In case you missed it, the following article is from the Summer 2020 issue of The Emerald. Written by Joseph Conway (Cal State Fullerton ‘78) who serves as President for Diversified Investment Services. To read the issue, visit here.
Market Volatility and Your Retirement Investing Strategy
Fluctuations in your 401(k) or retirement savings account can stir up negative emotions, making you want to hit the panic button. But in turbulent times, it’s more important than ever to remain calm and stay on course toward your long-term retirement savings goals.
World events affect financial markets, sometimes significantly, as we have seen with the Coronavirus. But what, if anything, should retirement investors do in response? For those investors with a long-term perspective, the right answer may be to do nothing. In general, the biggest risk investors face over time is overreacting to events and market volatility. So, how can you manage your response to short-term noise? Here are some tips to help you keep calm and carry on.
Managing your portfolio
A long-term perspective and diversified portfolio remain the best ways to take advantage of investment opportunities and hedge against risks, but staying the course is sometimes easier said than done. To ensure that your retirement portfolio is positioned to benefit from future market upswings, keep these tips in mind:
- Resist the urge to sell. Even though your 401(k) may have lost some value over the past few months, it pays to stick to your plan. Allowing emotions to drive your decisions could mean missing out on potential gains when the market stabilizes.
- Don’t try to time the market.
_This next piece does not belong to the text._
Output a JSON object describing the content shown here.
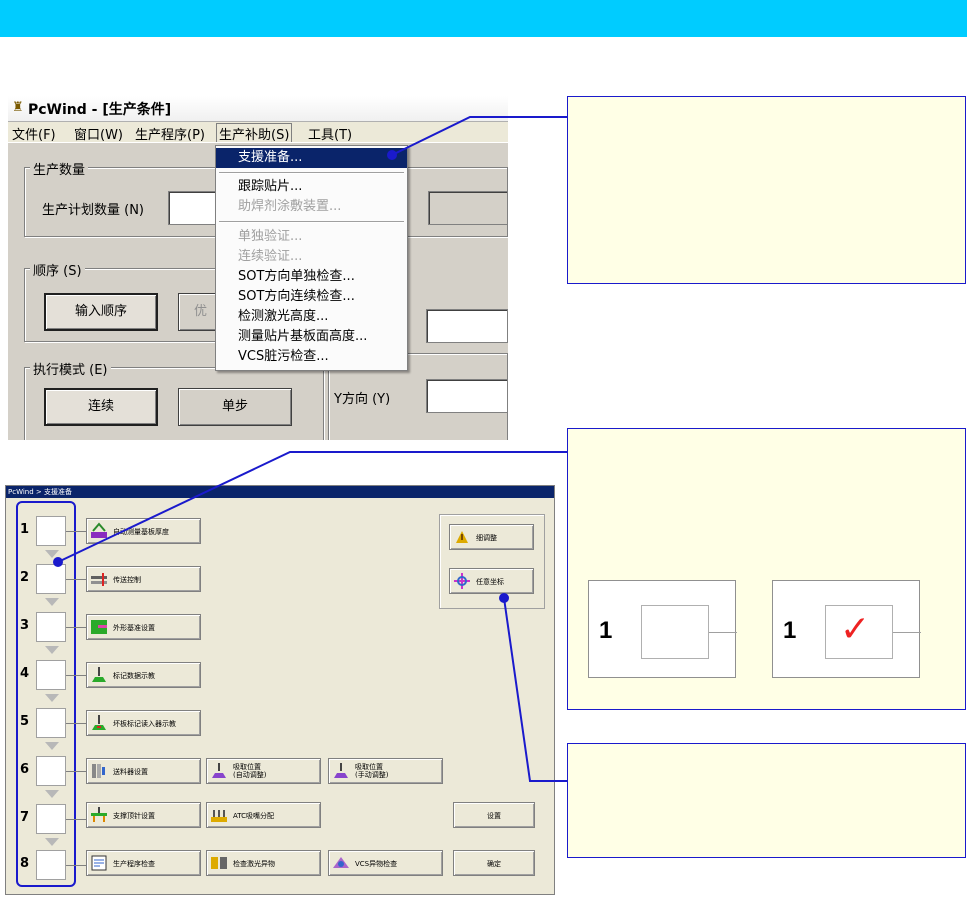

When you stray from your well-thought-out plan to chase higher returns, your 401(k) account performance may get worse, not better. We know that past performance does not guarantee future results and that, historically, when it comes to the various asset classes, there is no discernible pattern of winners and losers. Because there is no way to predict next month’s or next year’s winners, you have a better chance of doing well by holding a wide range of investments and maintaining a long-term focus.
- Keep contributing to your 401(k). Although you may feel uneasy looking at your account balance right now, this is not the time to stop contributing to your 401(k) or other retirement savings vehicles. Doing so could mean leaving valuable employer-matching contributions on the table. Further, if you reduce your contribution rate, you also reduce your ability to benefit from the magic of compound interest.
We need to remember that market pullbacks are normal, even ones that are big and fast. And we need to remember that we made it through all of those and many more. We will make it through this!